Purdue Pharma Files Bankruptcy to Shield Sackler Family from Civil Lawsuits

| Importance: 9/10 | Status: confirmed

On September 15, 2019, Purdue Pharma filed for Chapter 11 bankruptcy protection after facing thousands of lawsuits from states, local governments, Native American tribes, and victims related to the opioid crisis. The bankruptcy filing was a strategic maneuver designed to shield the billionaire Sackler family from civil liability while allowing them to retain billions extracted from the company in previous years.

The central and most controversial element of the bankruptcy plan was that the Sacklers—who did not themselves seek bankruptcy protection—sought to use Purdue’s bankruptcy to obtain blanket immunity from all civil lawsuits related to the opioid epidemic. The family proposed contributing $6 billion to opioid abatement in exchange for a “global peace” that would permanently bar future lawsuits against family members.

This represented an abuse of bankruptcy law: the Sackler family members never filed for personal bankruptcy, yet sought to use the corporate bankruptcy to extinguish personal liability for their role in directing Purdue’s deadly marketing practices.

Billions Already Extracted

In the decade before the bankruptcy filing, the Sackler family had withdrawn approximately $11-13 billion from Purdue Pharma, moving assets to offshore accounts and family trusts. The bankruptcy strategy allowed them to offer back a fraction of their extracted wealth ($6 billion) in exchange for immunity worth far more, while keeping the remainder of their fortune shielded from victims’ claims.

Lawsuit Pause Extends to Sacklers

Shortly after the bankruptcy filing, bankruptcy judges granted the Sacklers personal immunity from civil lawsuits, pausing thousands of pending cases against individual family members. This pause—which would extend for years as the bankruptcy proceeded through courts—provided immediate relief to the Sacklers while victims waited for any compensation.

Opposition from Attorneys General and DOJ

Multiple state attorneys general and the U.S. Department of Justice opposed the bankruptcy plan, arguing it would unlawfully deny individuals and governments the right to sue the Sacklers, who had not filed for bankruptcy themselves. The U.S. Trustee argued that granting non-bankrupt parties immunity violated federal bankruptcy law.

The bankruptcy filing exemplified how wealthy defendants use legal strategies unavailable to ordinary Americans to shield assets and avoid accountability. While individual Americans facing bankruptcy lose homes and savings, the Sackler family used corporate bankruptcy to protect billions in personal wealth extracted from a company that admitted to criminal conduct.

Death Toll Context

The bankruptcy filing came after over 400,000 Americans had died from opioid overdoses since OxyContin’s 1996 launch. Purdue had pleaded guilty to criminal misbranding in 2007, yet continued operating and generating billions in profits—profits extracted by the Sackler family before filing bankruptcy just as legal accountability intensified.

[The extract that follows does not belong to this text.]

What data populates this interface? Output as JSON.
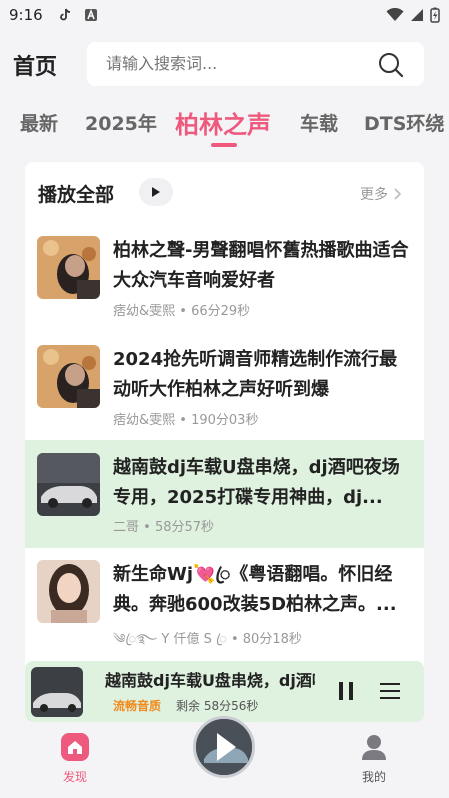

The bankruptcy filing triggered a legal battle that would continue through federal bankruptcy court, district court, appeals court, and ultimately the Supreme Court, lasting nearly five years. Throughout this period, victims received no compensation while the Sacklers retained their wealth, demonstrating how complex legal maneuvers allow the wealthy to delay accountability indefinitely.

This case represents a landmark abuse of bankruptcy protection, where billionaire corporate owners who directed deadly business practices sought to use their company’s bankruptcy to purchase immunity from civil liability while retaining their personal fortunes.